Wisconsin heads in seemingly care free, cracking jokes at every press conference. The team that was devastated in this matchup last season, losing on a buzzer-beating 3-pointer. The team led by a pair of upperclassmen that came back for one more year of college solely for redemption.
Sam Dekker and Frank Kaminsky, two players that could be in the NBA right now. Two players that, no doubt, made the right decision coming back – whether it was for moments between games, getting back to the Final Four or because they simply weren’t ready … it’s not important. They’re playing better than any other pair in the NCAA tournament.
Kaminsky has been a rock all season, earning him multiple player of the year awards.
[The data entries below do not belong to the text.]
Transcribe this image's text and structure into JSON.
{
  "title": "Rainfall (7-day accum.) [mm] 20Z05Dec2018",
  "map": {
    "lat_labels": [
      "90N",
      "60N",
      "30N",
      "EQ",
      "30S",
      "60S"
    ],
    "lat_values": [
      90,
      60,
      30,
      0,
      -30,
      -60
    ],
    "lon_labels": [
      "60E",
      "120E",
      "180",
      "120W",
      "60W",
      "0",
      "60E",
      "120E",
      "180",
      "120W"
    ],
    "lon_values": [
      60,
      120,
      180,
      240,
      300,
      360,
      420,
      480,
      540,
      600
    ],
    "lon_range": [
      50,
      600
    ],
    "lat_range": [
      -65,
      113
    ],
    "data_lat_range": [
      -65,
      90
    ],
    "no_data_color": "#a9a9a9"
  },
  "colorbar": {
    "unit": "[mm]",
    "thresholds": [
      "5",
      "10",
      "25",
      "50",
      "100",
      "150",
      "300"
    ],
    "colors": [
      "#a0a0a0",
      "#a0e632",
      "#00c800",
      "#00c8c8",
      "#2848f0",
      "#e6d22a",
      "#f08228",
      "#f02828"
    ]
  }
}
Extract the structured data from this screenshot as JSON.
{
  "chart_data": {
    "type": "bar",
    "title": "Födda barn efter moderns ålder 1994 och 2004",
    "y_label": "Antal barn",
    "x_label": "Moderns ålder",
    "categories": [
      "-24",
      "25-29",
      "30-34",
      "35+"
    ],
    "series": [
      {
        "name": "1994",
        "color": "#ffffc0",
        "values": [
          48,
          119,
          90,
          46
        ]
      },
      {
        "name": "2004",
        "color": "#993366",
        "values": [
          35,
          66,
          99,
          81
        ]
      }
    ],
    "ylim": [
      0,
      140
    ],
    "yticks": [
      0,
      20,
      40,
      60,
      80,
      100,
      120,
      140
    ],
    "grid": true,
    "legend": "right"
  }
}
Dekker has watched his NBA draft stock rise each tournament game as he’s carried the Badgers (35-3).
Kentucky (38-0), on the other hand, is the Goliath with everything to lose. The team that lost the championship last year.
The Wildcats play nine guys over 15 minutes – two juniors, three sophomores that were there to squeak by the Badgers, before losing to UConn in the championship and four freshmen that have no idea.
It’s hard to gauge who actually has more pressure on its back, but Kentucky is trying to be the first undefeated team since the 1975-76 Indiana Hoosiers did it. And the Wildcats did lose the title.
They’re favored by five over the Badgers, who aren’t nine deep, but they also have no holes. They’ve got a true point guard in Bronson Koenig and a backup in senior Traevon Jackson that could provide a spark – if healthy. We all know what Kaminsky and Dekker bring. Josh Gasser does a little of everything, while Duje Dukan, off the bench, can stretch the defense.
The Badgers need them all to make an impact, but who they may need more than those other six is Nigel Hayes. The sophomore has been quiet the last two games. He’s the overlooked player when anyone is talking about Wisconsin – though it’s doubtful Kentucky will overlook him. He was just 3-for-11 against North Carolina and got into foul trouble versus Arizona.
It’s quite possible that, while Kentucky focuses its defense on trying to stop Dekker and Kaminsky, Hayes goes off.
Kaminksy finished with just eight points and five rebounds in last year’s Final Four against Kentucky.
That’s very unlikely to happen again. He’s only been in single-digits once this year, going 1-for-8 from the field and 4-for-8 from the free-throw line against Georgetown and its 350-pound center, Josh Smith. Maybe it was Smith or maybe he was just off – as the free throws can attest. Whatever the case, it’s unlikely to happen again.
Defensively, the Badgers can’t really focus on any one or two players like Kentucky may opt to do with Kaminsky and Dekker. Six guys average over 8.5 points. They’re all long. They’re all quick. And a lot of them have range. They’re not shooters top to bottom, like the Badgers, but Kentucky has enough range to keep the defense honest.